Кроме того. Может быть…

Может быть, есть шанс, что Пакс все еще захочет увидеть меня после окончания школы. Я не позволяю себе зацикливаться на этой мысли. Это было бы неразумно. Я должна держать все это в голове. Для него это просто секс. Он уедет в колледж и начнет трахать девчонок в Гарварде, а я останусь всего лишь далеким воспоминанием. И это нормально. Я должна сделать так, чтобы все было хорошо.

Папа целует меня в макушку, прежде чем я сажусь в машину. Он пытается, в пятидесятый раз с вечера пятницы, заставить меня вернуться в дом, но на этот раз без особого энтузиазма. Потому что знает, каким будет мой ответ, еще до того, как я открываю рот.

Я серьезно опаздываю на первый урок к тому времени, как выезжаю на дорогу, ведущую к академии. Тем не менее, я все еще улыбаюсь, когда включаю музыку, распевая во всю мощь своих легких, когда въезжаю на длинную широкую подъездную дорожку. Все еще улыбаюсь, когда сворачиваю на парковку позади академии, хватаю свою сумку и бегу к выходу. И когда я вижу знакомую фигуру, стоящую на ступеньках, моя улыбка все еще не исчезает. Потому что парень такой неуместный, такой неожиданный, когда ожидает меня там, у двери, что сначала я не могу собрать все воедино.

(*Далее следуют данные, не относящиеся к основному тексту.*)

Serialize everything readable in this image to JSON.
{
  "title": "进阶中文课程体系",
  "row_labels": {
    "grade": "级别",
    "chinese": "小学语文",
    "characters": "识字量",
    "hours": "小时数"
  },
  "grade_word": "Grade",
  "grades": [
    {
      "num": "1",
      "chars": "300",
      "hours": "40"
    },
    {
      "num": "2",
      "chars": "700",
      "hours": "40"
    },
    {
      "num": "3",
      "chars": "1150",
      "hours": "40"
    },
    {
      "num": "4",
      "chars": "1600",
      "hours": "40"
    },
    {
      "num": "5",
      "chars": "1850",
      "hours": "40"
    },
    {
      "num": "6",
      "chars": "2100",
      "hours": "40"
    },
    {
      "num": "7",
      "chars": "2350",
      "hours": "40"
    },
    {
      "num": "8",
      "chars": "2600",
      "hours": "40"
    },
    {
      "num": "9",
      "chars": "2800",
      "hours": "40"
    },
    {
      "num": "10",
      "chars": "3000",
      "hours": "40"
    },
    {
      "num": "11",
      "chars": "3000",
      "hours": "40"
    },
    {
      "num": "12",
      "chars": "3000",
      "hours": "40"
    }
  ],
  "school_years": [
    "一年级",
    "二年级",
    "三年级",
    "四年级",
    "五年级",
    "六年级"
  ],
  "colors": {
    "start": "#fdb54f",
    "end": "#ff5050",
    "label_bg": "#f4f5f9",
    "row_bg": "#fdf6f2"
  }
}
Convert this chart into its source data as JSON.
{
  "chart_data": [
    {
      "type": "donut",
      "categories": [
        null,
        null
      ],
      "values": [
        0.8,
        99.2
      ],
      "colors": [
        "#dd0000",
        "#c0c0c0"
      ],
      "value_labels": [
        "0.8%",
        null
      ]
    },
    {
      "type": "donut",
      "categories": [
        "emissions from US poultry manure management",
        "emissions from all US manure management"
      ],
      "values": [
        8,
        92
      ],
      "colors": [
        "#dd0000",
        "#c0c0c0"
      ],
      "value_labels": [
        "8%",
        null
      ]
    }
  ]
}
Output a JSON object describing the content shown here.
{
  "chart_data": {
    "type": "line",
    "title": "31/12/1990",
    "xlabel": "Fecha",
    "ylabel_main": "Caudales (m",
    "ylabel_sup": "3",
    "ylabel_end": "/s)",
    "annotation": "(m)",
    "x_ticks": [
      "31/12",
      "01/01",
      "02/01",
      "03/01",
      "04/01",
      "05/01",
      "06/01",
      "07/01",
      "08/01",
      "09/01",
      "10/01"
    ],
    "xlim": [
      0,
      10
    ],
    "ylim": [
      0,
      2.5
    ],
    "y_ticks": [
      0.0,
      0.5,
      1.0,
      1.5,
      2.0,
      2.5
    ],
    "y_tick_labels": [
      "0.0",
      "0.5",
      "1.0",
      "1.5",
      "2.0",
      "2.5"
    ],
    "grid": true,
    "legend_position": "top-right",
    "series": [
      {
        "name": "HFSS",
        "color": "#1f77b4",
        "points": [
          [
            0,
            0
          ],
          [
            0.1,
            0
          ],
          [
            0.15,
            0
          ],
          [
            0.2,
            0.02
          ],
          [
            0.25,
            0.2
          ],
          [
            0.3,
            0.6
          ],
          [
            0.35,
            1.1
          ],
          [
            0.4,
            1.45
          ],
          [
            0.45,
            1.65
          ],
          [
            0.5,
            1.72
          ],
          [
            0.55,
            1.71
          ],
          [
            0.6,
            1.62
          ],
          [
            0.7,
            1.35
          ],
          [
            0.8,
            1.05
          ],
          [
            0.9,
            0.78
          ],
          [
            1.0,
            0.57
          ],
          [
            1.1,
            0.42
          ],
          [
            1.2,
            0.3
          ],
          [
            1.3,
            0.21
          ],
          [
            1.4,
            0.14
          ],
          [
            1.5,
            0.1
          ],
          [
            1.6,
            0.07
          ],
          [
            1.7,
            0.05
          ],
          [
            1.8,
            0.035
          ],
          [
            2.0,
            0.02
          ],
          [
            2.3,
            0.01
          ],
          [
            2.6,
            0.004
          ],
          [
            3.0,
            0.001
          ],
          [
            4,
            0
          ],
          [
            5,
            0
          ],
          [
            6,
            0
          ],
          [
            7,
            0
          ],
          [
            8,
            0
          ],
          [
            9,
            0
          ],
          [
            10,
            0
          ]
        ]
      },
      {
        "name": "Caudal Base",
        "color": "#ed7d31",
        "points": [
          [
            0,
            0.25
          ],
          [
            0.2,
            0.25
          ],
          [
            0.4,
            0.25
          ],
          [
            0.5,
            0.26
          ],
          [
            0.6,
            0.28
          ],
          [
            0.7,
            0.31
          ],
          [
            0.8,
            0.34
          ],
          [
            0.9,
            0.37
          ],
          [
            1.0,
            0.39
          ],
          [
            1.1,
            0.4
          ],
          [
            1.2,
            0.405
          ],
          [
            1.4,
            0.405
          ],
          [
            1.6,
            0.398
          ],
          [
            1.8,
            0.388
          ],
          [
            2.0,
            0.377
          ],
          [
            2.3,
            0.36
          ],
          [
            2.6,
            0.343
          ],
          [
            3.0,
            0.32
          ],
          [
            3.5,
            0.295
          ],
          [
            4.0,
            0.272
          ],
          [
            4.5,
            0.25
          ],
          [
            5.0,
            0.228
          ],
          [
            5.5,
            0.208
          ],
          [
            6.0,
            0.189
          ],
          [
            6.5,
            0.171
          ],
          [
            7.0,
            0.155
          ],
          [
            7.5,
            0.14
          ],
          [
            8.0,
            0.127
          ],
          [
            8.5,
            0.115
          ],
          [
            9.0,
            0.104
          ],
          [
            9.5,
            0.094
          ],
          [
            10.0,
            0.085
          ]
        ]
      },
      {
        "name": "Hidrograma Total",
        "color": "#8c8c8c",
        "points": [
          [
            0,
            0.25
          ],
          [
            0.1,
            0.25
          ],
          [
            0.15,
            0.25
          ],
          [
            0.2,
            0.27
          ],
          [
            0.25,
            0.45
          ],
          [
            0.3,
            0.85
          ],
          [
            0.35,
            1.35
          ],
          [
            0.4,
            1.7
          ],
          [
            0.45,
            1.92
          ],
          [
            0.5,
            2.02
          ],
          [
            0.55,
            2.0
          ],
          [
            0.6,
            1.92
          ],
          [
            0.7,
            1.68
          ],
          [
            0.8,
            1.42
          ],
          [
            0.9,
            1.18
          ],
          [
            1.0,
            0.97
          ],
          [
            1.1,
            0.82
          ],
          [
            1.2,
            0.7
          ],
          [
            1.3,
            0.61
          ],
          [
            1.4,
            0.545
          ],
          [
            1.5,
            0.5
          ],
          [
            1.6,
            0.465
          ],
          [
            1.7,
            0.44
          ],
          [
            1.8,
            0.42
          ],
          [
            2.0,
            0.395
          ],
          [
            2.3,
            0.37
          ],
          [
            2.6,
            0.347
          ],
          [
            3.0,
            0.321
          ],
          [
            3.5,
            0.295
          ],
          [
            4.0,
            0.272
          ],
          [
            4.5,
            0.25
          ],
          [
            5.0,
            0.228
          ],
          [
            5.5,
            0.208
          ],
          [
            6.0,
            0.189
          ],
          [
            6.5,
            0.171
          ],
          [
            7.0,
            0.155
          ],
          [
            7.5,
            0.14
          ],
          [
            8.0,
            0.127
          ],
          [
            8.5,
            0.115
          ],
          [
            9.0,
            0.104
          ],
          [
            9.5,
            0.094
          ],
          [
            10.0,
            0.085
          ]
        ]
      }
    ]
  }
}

Только когда Джона сбегает по ступенькам и встречает меня на полпути, крепко сжимая мою руку, реальность доходит до меня, и я понимаю, что это реально.

Он здесь.

Сейчас.

— Привет, Рыжая. Приятно хоть раз увидеть тебя такой жизнерадостной. — Его улыбка притягательна. Слова звучат так очаровательно, когда он их произносит. — Давай. Пойдем со мной. Думаю, нам нужно немного поболтать, не так ли?

— Что за… — Мое сердце перестает биться в груди. — Что ты здесь делаешь?

Он ухмыляется, и мое зрение начинает затуманиваться. Но не раньше, чем воспоминания, которые я так хорошо сдерживала, наваливаются на меня, окружая, требуя моего внимания.


Зловещее присутствие, притаившееся, поджидающее меня в темноте.


Кровать.


Кровь.


Нож.


ПРЕС

В ТУ НОЧЬ…


— Ты должен уйти. Если папа найдет тебя здесь…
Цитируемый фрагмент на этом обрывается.